The U of I research crew ventured into the Mink Creek area in the summer of 2019 to collect more water samples.
“In the study, we wanted to look at how livestock e-coli levels were in the stream prior to, during and following grazing,” Sprinkle said. “And we also did the same with humans, because there’s a lot of human recreation on the stream, and we wanted to check it before and after major holidays.”
They re-sampled at the seven DEQ sites, and they added an additional seven sites to collect more data.
Idaho State University provided lab space for the grad student, Nik Vishwanath, to do an initial analysis of the water data. The DNA samples had to be stored at 80 degrees-below-zero in a special freezer.
Jane Lucus explains how they determine the source of E. coli through DNA testing.
“It allows you to take a bunch of DNA and look for specific markers,” Lucas said. “We were looking for human markers. And cattle markers. And there are specific bacteria that live in the digestive tracts of humans and of cattle that are always present. That allows us to assign where that bacteria is coming from.

Eric Winford, left, and Nik collect water quality samples on Mink Creek.
“That’s the same thing we’d do in a crime scene, we’re looking for potential traces of a perpetrator, you sample the environment, look at the genetic bar code and hopefully you have a data base with that person.”
A $20,000 Quantative PCR machine evaluates the DNA data. It heats up the water samples – unzipping the vital DNA information – and provides a computer readout of the results.
They evaluated 98 water samples, and went through them three times to confirm the source of E. coli.
The final results were as follows for the samples that exceeded safe standards:
- 59 percent came from humans.
- 6 percent from cattle
- 6 percent from humans and cattle
- 30 percent from other – dogs and wildlife

The “Other” category refers to dogs, coyotes and wildlife
Now, Forest Service officials are evaluating the next steps.
“So what I’d like to do is invite the partners back together at the table and work toward a solution that not only helps the community but protects the watershed resource,” said Kim Obele, District Range, West Side Ranger District in Pocatello. “The issue is very important to city of Pocatello and all of us. We need to work on that solution together.”
U of I officials were happy to play a positive role in the project.
“It’s been a great opportunity for us,” Sprinkle said. “I’m in extension, and our mission in extension is to make science help answer questions and problems, and if we can do that, we can help provide some answers, then we feel we’re doing our job.”
“I really have to hand it to the Forest Service, they handled it the right way,” Sprinkle continued. “Instead of using a big regulatory hammer, they wanted to look for solutions and answers to questions. So that makes it pretty easy to find out answers when you have a willing partner like that.”
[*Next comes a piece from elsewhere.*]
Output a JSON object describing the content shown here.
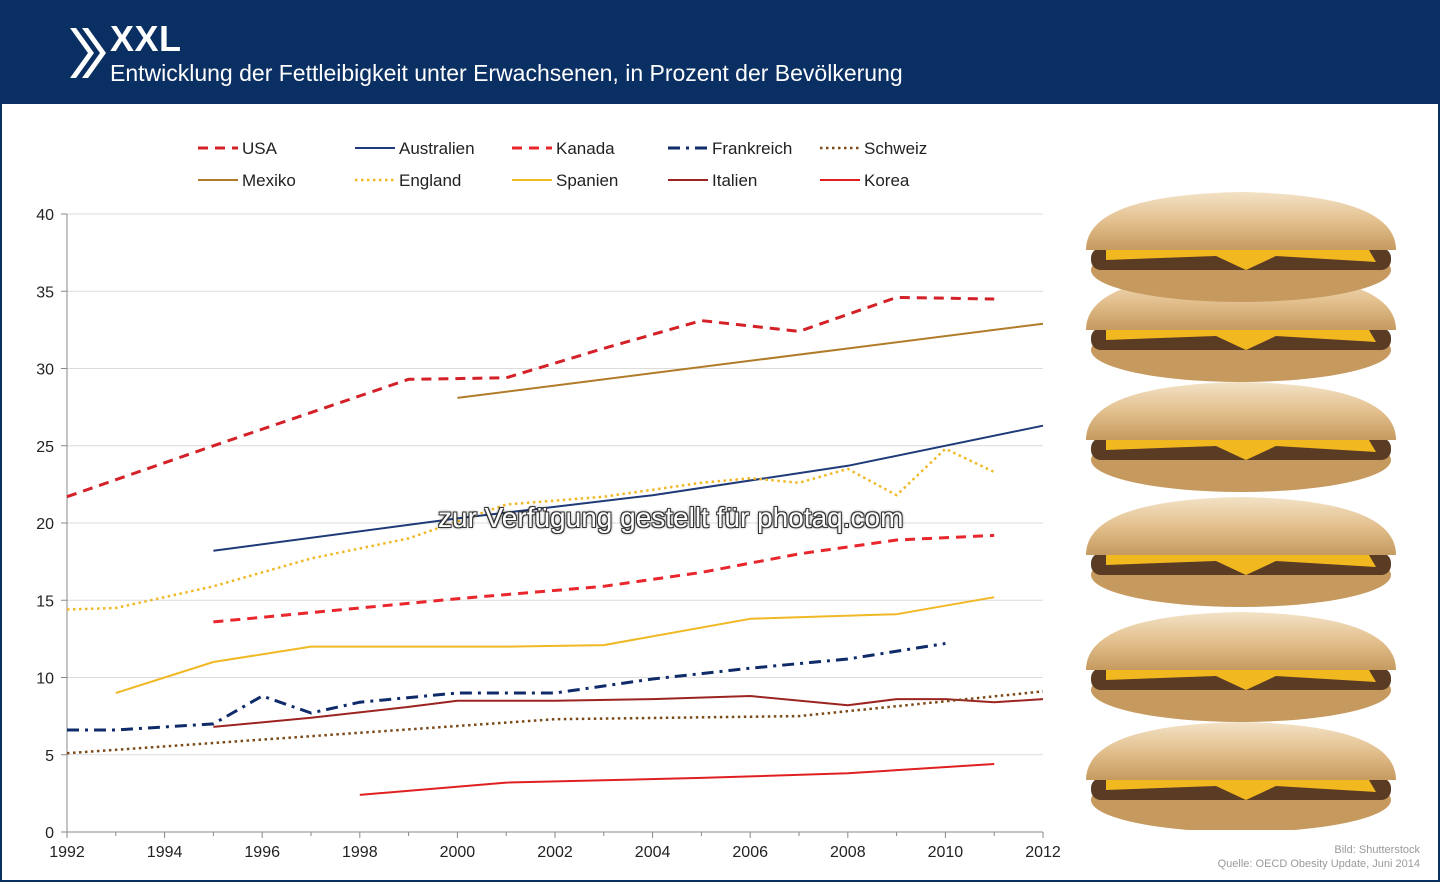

A future best practice for campers might be to bring a portable toilet with them during camping trips and then dispose of the human waste at an RV dump station afterwards.
Plus, the whole field of environmental DNA shows promise, Lucas says.
“We’re learning the ability to extract DNA from our environment and understand where it comes from is growing into a huge deal,” she said.
“I’ve done a lot of this training with students, so that they see if they want to go into crime, medicine, environmental DNA work, wildlife conservation, wildlife biology, this is a technique that works for all of those fields, so I think that’s really exciting it feels like we’re training our generation to do a lot of great new science.”
Steve Stuebner is the writer and producer of Life on the Range, an educational project sponsored by the Idaho Rangeland Resources Commission.